Essere dalla parte dei bambini – ossia della vita – vuol dire promuovere una organica riforma che dia visione e strategia alle azioni di sostegno alle famiglie, specie le più povere: modelli di lavoro e professionalità su cui investire nei servizi di tutela; ridefinizione dei rapporti tra questi servizi e l’ente locale: obblighi, vincoli, giurisdizione; organizzazione in rete con i consultori per le attività specifiche a supporto delle famiglie e delle coppie di caregivers; definizione dei rapporti con i servizi sanitari specialistici nei casi in cui sia necessario un loro intervento; modelli e modalità con cui operare con le piccole comunità di pronto intervento per i casi più complessi in cui non ci sia possibilità di mantenere il bambino presso la sua famiglia.
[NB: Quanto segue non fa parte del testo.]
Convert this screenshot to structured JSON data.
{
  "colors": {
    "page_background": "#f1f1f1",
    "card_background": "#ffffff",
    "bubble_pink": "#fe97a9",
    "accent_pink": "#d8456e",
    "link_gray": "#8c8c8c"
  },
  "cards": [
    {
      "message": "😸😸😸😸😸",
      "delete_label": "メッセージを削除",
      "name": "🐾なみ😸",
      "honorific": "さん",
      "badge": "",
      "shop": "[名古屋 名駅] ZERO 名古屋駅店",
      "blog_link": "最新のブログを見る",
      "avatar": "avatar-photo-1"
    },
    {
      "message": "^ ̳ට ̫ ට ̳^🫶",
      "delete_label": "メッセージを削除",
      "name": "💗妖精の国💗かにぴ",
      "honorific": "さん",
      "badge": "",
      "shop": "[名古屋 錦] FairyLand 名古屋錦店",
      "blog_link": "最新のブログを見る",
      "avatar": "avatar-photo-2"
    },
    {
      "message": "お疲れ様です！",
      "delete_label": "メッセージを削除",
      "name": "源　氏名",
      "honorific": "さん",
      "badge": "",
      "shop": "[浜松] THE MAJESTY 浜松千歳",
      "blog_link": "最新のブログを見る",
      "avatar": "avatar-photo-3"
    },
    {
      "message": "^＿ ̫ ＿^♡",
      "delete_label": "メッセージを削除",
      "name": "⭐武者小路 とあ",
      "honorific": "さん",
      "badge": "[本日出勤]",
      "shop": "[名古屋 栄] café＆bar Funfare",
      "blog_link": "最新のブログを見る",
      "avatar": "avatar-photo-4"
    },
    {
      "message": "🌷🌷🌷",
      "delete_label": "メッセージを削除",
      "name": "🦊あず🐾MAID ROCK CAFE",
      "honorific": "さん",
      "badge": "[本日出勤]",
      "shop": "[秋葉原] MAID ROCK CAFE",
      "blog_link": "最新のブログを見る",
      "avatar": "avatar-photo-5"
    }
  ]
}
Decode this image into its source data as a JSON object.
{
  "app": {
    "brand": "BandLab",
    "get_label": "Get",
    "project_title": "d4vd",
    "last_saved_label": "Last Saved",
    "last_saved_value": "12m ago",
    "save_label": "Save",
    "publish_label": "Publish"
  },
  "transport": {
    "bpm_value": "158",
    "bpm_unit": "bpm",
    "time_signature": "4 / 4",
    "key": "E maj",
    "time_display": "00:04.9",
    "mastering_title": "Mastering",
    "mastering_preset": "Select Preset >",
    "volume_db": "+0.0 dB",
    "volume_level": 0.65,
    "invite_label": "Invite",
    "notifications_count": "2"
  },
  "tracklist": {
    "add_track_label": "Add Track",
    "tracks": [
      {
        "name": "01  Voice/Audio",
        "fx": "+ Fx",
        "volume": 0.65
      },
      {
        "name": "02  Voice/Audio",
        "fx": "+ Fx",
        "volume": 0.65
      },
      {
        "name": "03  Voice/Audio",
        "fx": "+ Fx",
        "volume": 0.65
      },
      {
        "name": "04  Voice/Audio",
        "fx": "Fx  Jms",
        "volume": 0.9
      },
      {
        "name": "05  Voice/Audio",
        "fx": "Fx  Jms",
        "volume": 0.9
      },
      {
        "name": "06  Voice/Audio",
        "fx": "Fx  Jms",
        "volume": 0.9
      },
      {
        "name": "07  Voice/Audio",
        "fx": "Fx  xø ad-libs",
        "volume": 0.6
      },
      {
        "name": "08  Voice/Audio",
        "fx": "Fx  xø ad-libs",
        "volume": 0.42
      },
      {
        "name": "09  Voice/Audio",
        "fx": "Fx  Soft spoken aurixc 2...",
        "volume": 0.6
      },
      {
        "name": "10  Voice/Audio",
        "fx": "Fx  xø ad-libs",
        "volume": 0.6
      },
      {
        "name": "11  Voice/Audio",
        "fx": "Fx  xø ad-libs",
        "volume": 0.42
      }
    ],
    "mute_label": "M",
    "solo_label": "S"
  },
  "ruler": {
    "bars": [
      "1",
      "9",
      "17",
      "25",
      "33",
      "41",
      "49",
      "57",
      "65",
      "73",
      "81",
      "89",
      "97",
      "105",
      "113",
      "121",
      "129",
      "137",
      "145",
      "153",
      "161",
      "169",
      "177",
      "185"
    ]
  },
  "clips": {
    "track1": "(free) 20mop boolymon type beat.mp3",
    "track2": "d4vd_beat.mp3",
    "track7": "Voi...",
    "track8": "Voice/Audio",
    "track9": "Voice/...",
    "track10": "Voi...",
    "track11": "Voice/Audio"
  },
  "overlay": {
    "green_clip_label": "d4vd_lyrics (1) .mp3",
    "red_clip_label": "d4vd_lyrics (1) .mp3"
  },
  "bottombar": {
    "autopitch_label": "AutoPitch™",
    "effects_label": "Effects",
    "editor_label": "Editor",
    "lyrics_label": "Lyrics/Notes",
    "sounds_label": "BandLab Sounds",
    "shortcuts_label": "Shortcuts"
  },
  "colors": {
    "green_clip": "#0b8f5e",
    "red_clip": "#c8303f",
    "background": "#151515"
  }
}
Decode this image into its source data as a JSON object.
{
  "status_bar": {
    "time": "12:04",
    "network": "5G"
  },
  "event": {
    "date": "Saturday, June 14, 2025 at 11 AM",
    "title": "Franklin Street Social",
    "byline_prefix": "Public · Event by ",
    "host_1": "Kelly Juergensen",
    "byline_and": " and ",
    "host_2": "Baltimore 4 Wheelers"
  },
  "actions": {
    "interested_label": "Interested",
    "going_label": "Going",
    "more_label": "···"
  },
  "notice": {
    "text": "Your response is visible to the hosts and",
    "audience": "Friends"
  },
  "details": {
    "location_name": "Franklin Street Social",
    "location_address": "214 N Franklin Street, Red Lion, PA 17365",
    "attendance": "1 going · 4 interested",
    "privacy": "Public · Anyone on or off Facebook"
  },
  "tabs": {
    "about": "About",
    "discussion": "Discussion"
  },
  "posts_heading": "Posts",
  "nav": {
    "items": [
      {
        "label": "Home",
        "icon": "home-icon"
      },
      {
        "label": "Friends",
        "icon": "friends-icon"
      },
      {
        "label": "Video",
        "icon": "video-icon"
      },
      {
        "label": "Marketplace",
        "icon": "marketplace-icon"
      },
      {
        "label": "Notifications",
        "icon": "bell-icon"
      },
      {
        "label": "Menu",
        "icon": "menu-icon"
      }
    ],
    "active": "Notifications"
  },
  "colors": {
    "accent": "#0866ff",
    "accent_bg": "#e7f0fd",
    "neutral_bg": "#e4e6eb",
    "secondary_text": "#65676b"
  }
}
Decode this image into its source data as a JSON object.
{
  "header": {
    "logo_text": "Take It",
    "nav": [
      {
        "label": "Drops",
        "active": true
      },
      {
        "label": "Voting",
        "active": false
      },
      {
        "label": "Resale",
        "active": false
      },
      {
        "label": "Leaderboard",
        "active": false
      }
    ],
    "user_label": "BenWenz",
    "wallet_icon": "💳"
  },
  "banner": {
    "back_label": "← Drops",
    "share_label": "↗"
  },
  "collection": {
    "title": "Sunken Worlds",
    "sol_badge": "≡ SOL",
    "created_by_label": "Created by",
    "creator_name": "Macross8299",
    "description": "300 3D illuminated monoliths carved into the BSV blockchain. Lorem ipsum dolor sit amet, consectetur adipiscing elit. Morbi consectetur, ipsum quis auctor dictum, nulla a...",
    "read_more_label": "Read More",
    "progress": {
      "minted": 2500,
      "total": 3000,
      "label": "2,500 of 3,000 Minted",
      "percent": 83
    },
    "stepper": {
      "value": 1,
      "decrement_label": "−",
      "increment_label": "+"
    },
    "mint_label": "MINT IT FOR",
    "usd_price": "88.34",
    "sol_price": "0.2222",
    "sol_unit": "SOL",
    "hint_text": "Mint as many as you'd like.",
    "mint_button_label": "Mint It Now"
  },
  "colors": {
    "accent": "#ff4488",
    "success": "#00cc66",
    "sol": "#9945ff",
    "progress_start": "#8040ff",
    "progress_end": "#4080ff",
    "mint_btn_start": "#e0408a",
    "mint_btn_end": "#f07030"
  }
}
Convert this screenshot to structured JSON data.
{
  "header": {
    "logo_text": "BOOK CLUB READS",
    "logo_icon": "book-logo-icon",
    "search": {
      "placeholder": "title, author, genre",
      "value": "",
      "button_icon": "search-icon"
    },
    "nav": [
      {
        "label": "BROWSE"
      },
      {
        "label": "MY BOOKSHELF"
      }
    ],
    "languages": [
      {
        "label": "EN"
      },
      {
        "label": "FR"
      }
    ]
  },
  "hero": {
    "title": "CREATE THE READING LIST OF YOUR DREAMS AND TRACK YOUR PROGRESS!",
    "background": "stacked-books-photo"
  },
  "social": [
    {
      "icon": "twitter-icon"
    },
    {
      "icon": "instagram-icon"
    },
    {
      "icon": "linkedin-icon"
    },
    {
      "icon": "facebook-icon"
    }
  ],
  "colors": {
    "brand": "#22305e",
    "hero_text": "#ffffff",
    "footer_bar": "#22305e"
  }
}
E poiché è materia molto delicata che riguarda il corpo vivo di una comunità, è necessario che il principio di sussidiarietà verticale e orizzontale sia sviluppato senza indugio dallo Stato e anche dalle Regioni, per evitare indebite ingerenze stataliste nella vita delle persone e delle comunità locali: sussidiarietà non di principio, ma nella concretezza, devolvendo risorse e competenze, e favorendo il radicarsi di attività specifiche a livello di comunità locale.
Di pari passo devono essere rafforzate le azioni di vigilanza e tutela, non tanto di tipo burocratico (ce ne sono anche troppe) ma di valutazione di efficacia, con la facoltà di interventi sanzionatori nei confronti di coloro cui sono state devolute competenze e risorse e non hanno ottenuto i risultati previsti.
A loro volta, Stato e Regioni devono essere sottoposti al giudizio delle autorità garanti indipendenti: giudizio vincolante e sanzionatorio, perché la storia racconta di una decennale distrazione sui temi dell’infanzia e della famiglia da parte delle istituzioni
Indignarsi per i fatti di Bibbiano è doveroso: ma ci si dovrebbe indignare ancora di più per il vuoto politico che da decenni accompagna la condizione dell’infanzia in Italia.
Invece di moltiplicare le telecamere per “sorvegliare”, è urgente promuovere una riflessione politica e programmatica che cominci a definire i confini entro cui la società civile può finalmente essere sollecitata a intervenire.
Tutti sono “autorizzati a pensare”, specie chi fa politica.